Ovviamente, i media di disinformazione di massa sviluppano il tema in funzione del ‘poveri migranti sono sfruttati’, e non dal punto di vista degli autoctoni che si trovano a dover competere con questi lavoratori a basso costo per rimanere nel ‘mercato del lavoro’. Questo, perché i giornali sono al servizio delle grandi banche e multinazionali che della presenza di braccia a basso costo hanno molto da guadagnare.

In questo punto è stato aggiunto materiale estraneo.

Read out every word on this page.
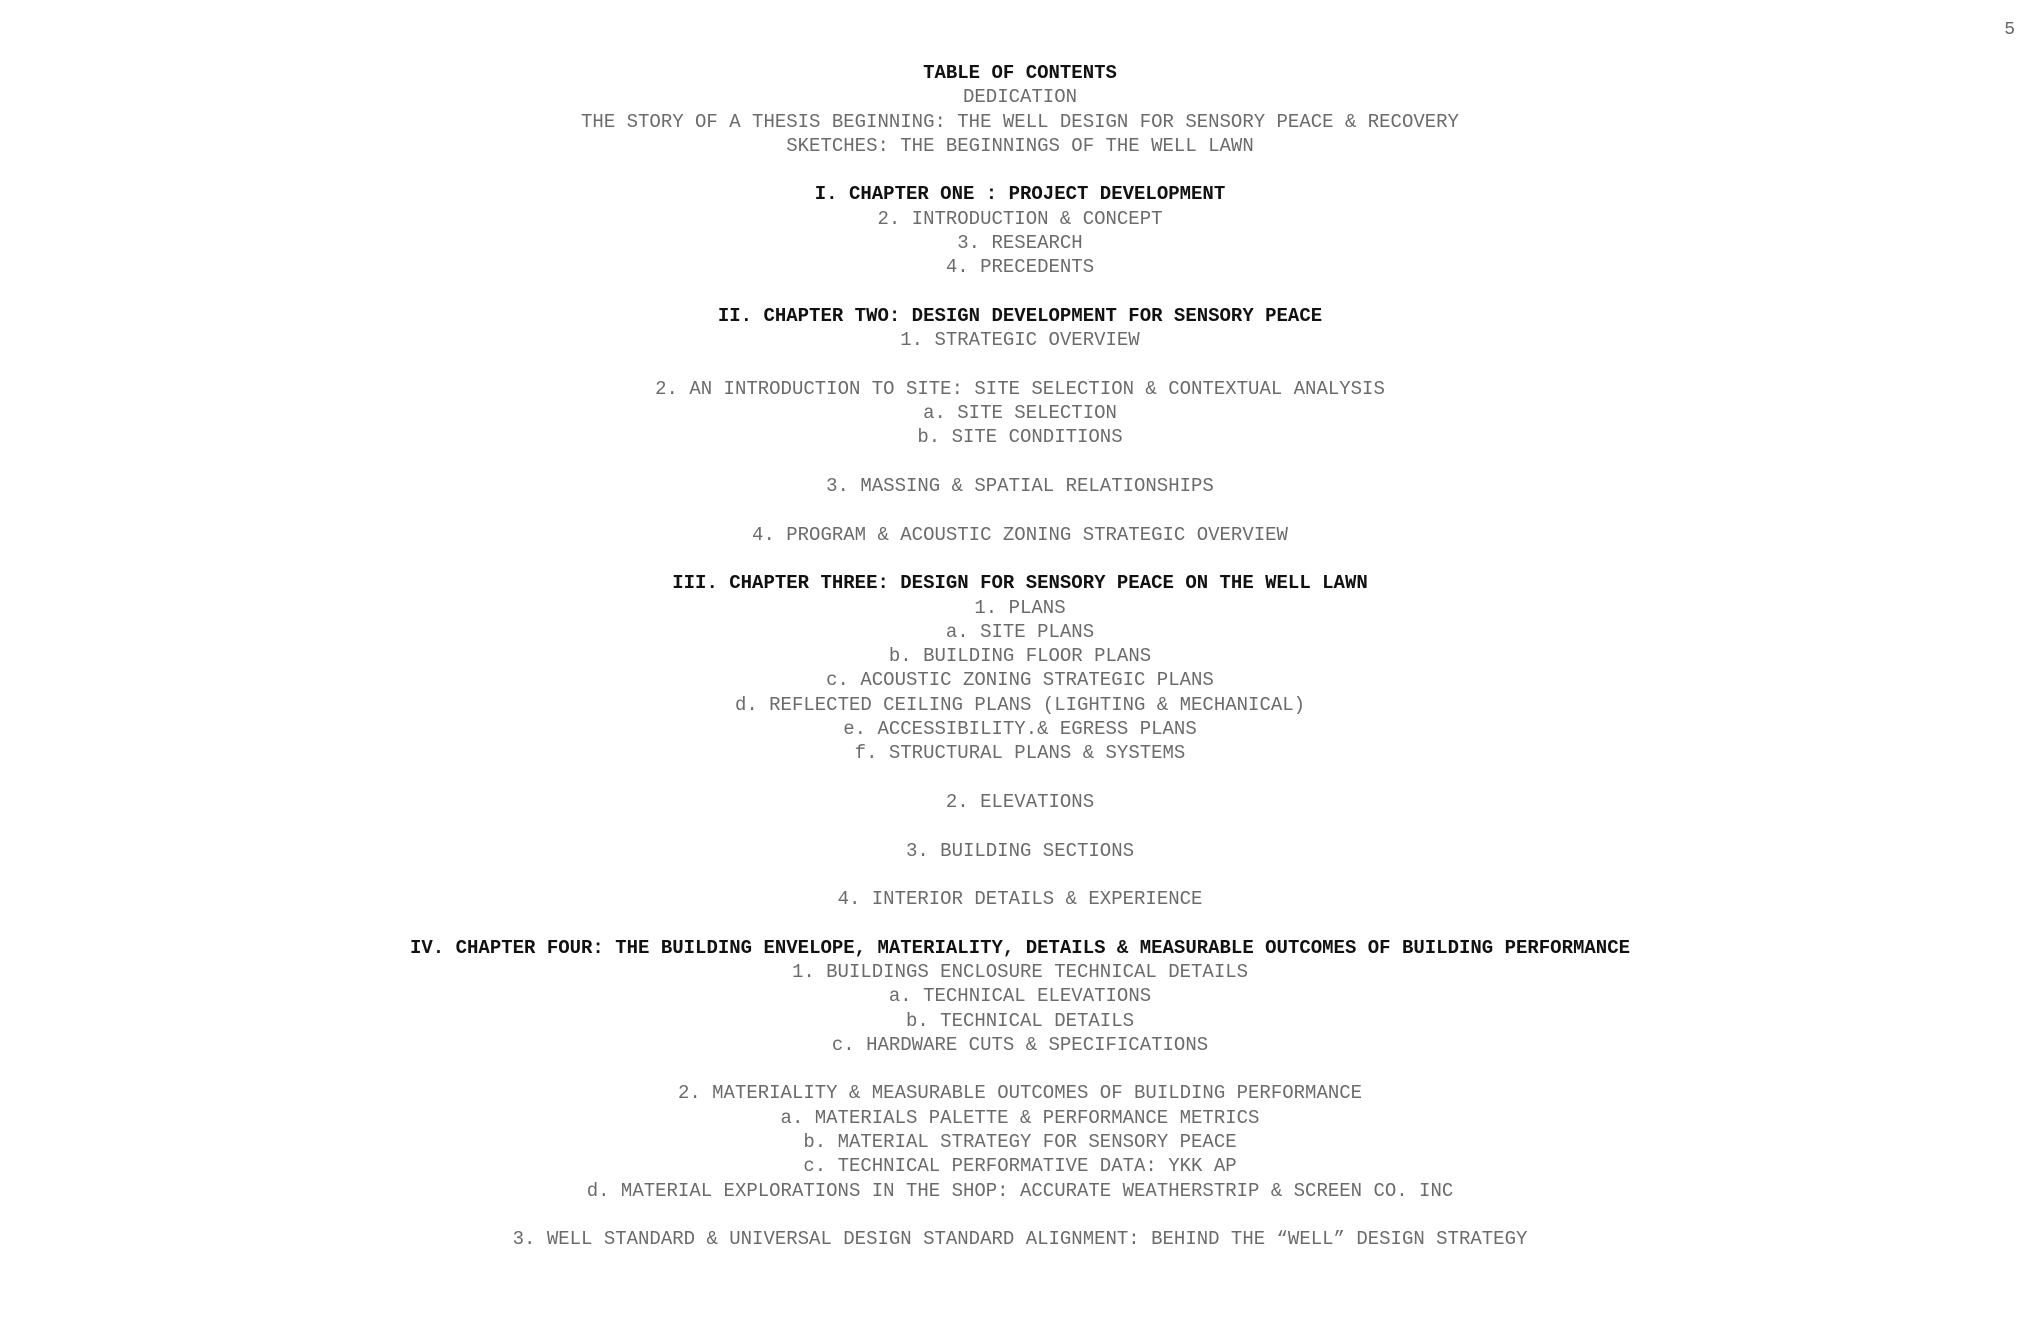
5
TABLE OF CONTENTS
DEDICATION
THE STORY OF A THESIS BEGINNING: THE WELL DESIGN FOR SENSORY PEACE & RECOVERY
SKETCHES: THE BEGINNINGS OF THE WELL LAWN
I. CHAPTER ONE : PROJECT DEVELOPMENT
2. INTRODUCTION & CONCEPT
3. RESEARCH
4. PRECEDENTS
II. CHAPTER TWO: DESIGN DEVELOPMENT FOR SENSORY PEACE
1. STRATEGIC OVERVIEW
2. AN INTRODUCTION TO SITE: SITE SELECTION & CONTEXTUAL ANALYSIS
a. SITE SELECTION
b. SITE CONDITIONS
3. MASSING & SPATIAL RELATIONSHIPS
4. PROGRAM & ACOUSTIC ZONING STRATEGIC OVERVIEW
III. CHAPTER THREE: DESIGN FOR SENSORY PEACE ON THE WELL LAWN
1. PLANS
a. SITE PLANS
b. BUILDING FLOOR PLANS
c. ACOUSTIC ZONING STRATEGIC PLANS
d. REFLECTED CEILING PLANS (LIGHTING & MECHANICAL)
e. ACCESSIBILITY.& EGRESS PLANS
f. STRUCTURAL PLANS & SYSTEMS
2. ELEVATIONS
3. BUILDING SECTIONS
4. INTERIOR DETAILS & EXPERIENCE
IV. CHAPTER FOUR: THE BUILDING ENVELOPE, MATERIALITY, DETAILS & MEASURABLE OUTCOMES OF BUILDING PERFORMANCE
1. BUILDINGS ENCLOSURE TECHNICAL DETAILS
a. TECHNICAL ELEVATIONS
b. TECHNICAL DETAILS
c. HARDWARE CUTS & SPECIFICATIONS
2. MATERIALITY & MEASURABLE OUTCOMES OF BUILDING PERFORMANCE
a. MATERIALS PALETTE & PERFORMANCE METRICS
b. MATERIAL STRATEGY FOR SENSORY PEACE
c. TECHNICAL PERFORMATIVE DATA: YKK AP
d. MATERIAL EXPLORATIONS IN THE SHOP: ACCURATE WEATHERSTRIP & SCREEN CO. INC
3. WELL STANDARD & UNIVERSAL DESIGN STANDARD ALIGNMENT: BEHIND THE “WELL” DESIGN STRATEGY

Un’analisi intelligente ci consente invece di mettere in luce, trovando conferme in questa ricerca, l’effetto degradante che la presenza degli immigrati ha nel mercato del lavoro.
Marx avrebbe chiamato questa presenza ‘esercito di riserva’,riserva alla quale i ‘capitalisti’ avrebbero attinto, per calmierare stipendi e rivendicazioni salariali. Ed e’ proprio questo l’effetto ovvio e nocivo della presenza degli immigrati nel nostro territorio: soffocano gli stipendi.
I loro bassissimi stipendi, impediscono ai salari in generale di crescere. L’effetto rispetto agli stipendi degli Italiani e’ una sorta di ‘perturbazione gravitazionale’ che li ancora verso il basso.

Se sommiamo all’immigrazione e al suo risultato calmierante, la globalizzazione che ha lo stesso effetto, arriviamo facilmente a comprendere perchè gli stipendi italiani sono al palo da due decenni.

Ecco allora che, davanti a questa semplice realtà, pare criminale l’appoggio che i sedicenti Sindacati danno a immigrazione, globalizzazione e, oggi, alla sanatoria riccardesca.

Liberiamoci dalla zavorra. Liberiamoci dall’immigrazione.


5 Comments

  1. Gigi agosto 3, 2012 10:25 am  Rispondi

    Occhio che adesso il solito buonista a dire:E’ ma se non ci fossero gli strnieri che fanno i lavori che noi non vogliamo piu fare……………..Grazie al cazzo……Comincia a pagare ila giusta retribuziuone per i lavori cosidetti umilianti e vedrai che ritorniamo a farli……..

  2. XY agosto 4, 2012 3:25 pm  Rispondi

    Non dimenticare che in molti paesi europei (ed extraeuropei), c’é stata una forte immigrazione di Italiani.

    Ora ti scandalizzi dell’immigrazione verso l’Italia, quando allo stesso tempo siete un popolo storicamente di emigranti, come concigliare le due cose?

    Diritti a senso unico?

    • admin
      admin agosto 4, 2012 4:48 pm  Rispondi

      Anche l’ipotetica immigrazione italiana, sarebbe negativa per gli autoctoni di un paese. E sicuramente lo e’ stata in alcuni casi per i cittadini dei paesi ospitanti, in riferimento a stipendi e servizi sociali. Ovviamente non lo e’ stata nelle Americhe, dove tutti erano immigrati e il territorio era vergine e sconfinato, ma anche li , gli autoctoni sono stati danneggiati dall’immigrazione. Nel loro caso sono stati spazzati via.

  3. brown agosto 5, 2012 10:05 pm  Rispondi

    giustamente chiamate in causa MARX, certo nei paesi comunisti gli immigrati non c’erano!!! e allora perchè non rifondare il COMUNISMO, di fronte alla crisi in cui siamo finiti la statalizzazione di tutto (tipo Cina) sarebbe la soluzione!!

    • admin
      admin agosto 5, 2012 10:32 pm  Rispondi

      No. A noi interessava mettere in evidenza l’ipocrisia di chi si dice marxista e ormai lo e’ solo sulla carta. La visione di Marx era molto lucida e la sua analisi del capitalismo giusta, e’ poi la soluzione che prospettava a questi problemi, che non condividiamo. La nostra visione ha come centro la Comunità e non, lo Stato e la sua burocrazia.